The Revd Peter Binns writes:
FURTHER to your obituary of Canon Wilfrid Browning (Gazette, 7 and 21 April), he founded the Oxford NSM course, on which I was a member of the first cohort of ordinands from 1972-75, and after ordination, a member of its supervisory board.
As the course was not accredited, we were asked if we wished to continue. We were all enjoying the experience so much that we agreed to continue in good faith, and the course was finally adopted by the Oxford University Department for Extramural Studies.
Wilfrid proved to be an exceptionally good organiser, and the programme of lectures, weekends, and residential courses was prepared long in advance. Wilfrid’s lectures on the New Testament were brilliantly presented, interesting, and stimulating. In these sessions, and in the other areas of theology, we were invited to look at things in a different way, which was both challenging and exciting.
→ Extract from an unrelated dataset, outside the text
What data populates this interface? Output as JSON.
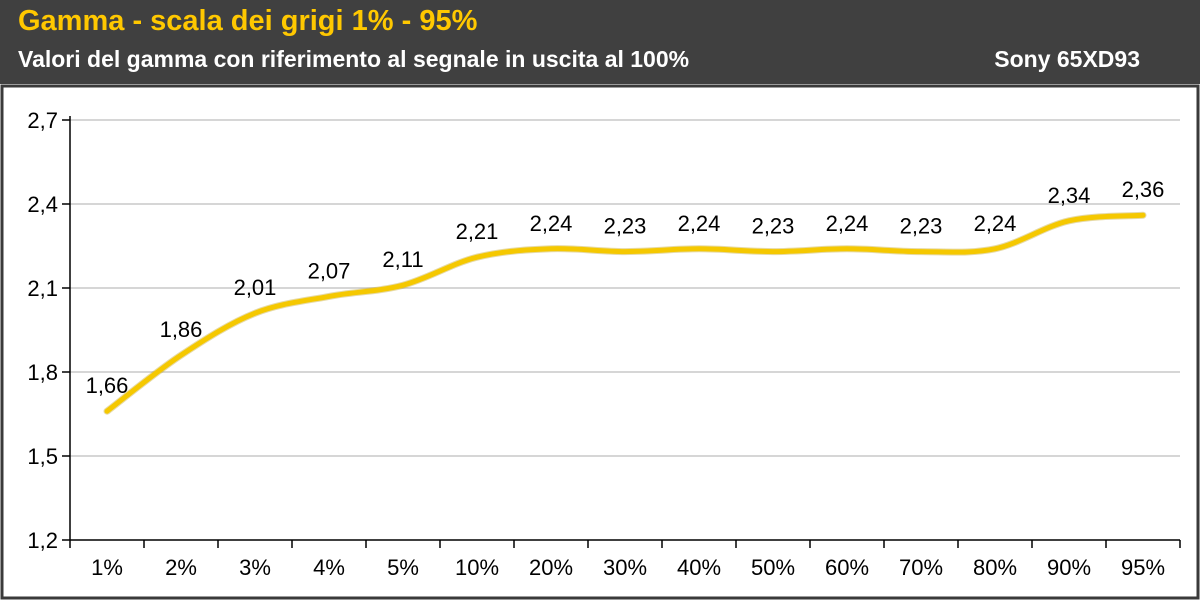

Wilfrid looked after us all with his quiet firmness, but with great understanding, knowing that most of us had full-time jobs, and were studying in our spare time. He created a happy atmosphere, with much fun and resultant camaraderie, especially during the weekends in Oxford, and the summer residential periods, and all this proved to be very motivating. I remember that we tended to write longer weekly essays than had been envisaged when the course was set up.
I always felt that Wilfrid was extremely shrewd, and understood us all completely, including the desire of some of us to escape for a beer on frequent occasions during the summer residence. He was exceptionally good at remembering people’s names, even if he had not seen them for several years.
Those three years were an experience which I shall never forget. Wilfrid managed to transform our rather nervous and uncertain beginning into growing confidence, and complete enjoyment, through his support and love, and also through his vision of a type of ministry that would enrich the Church of England.
It enabled me to continue to teach French and, also, to become a priest; I owe to Wilfrid a great debt of gratitude for that.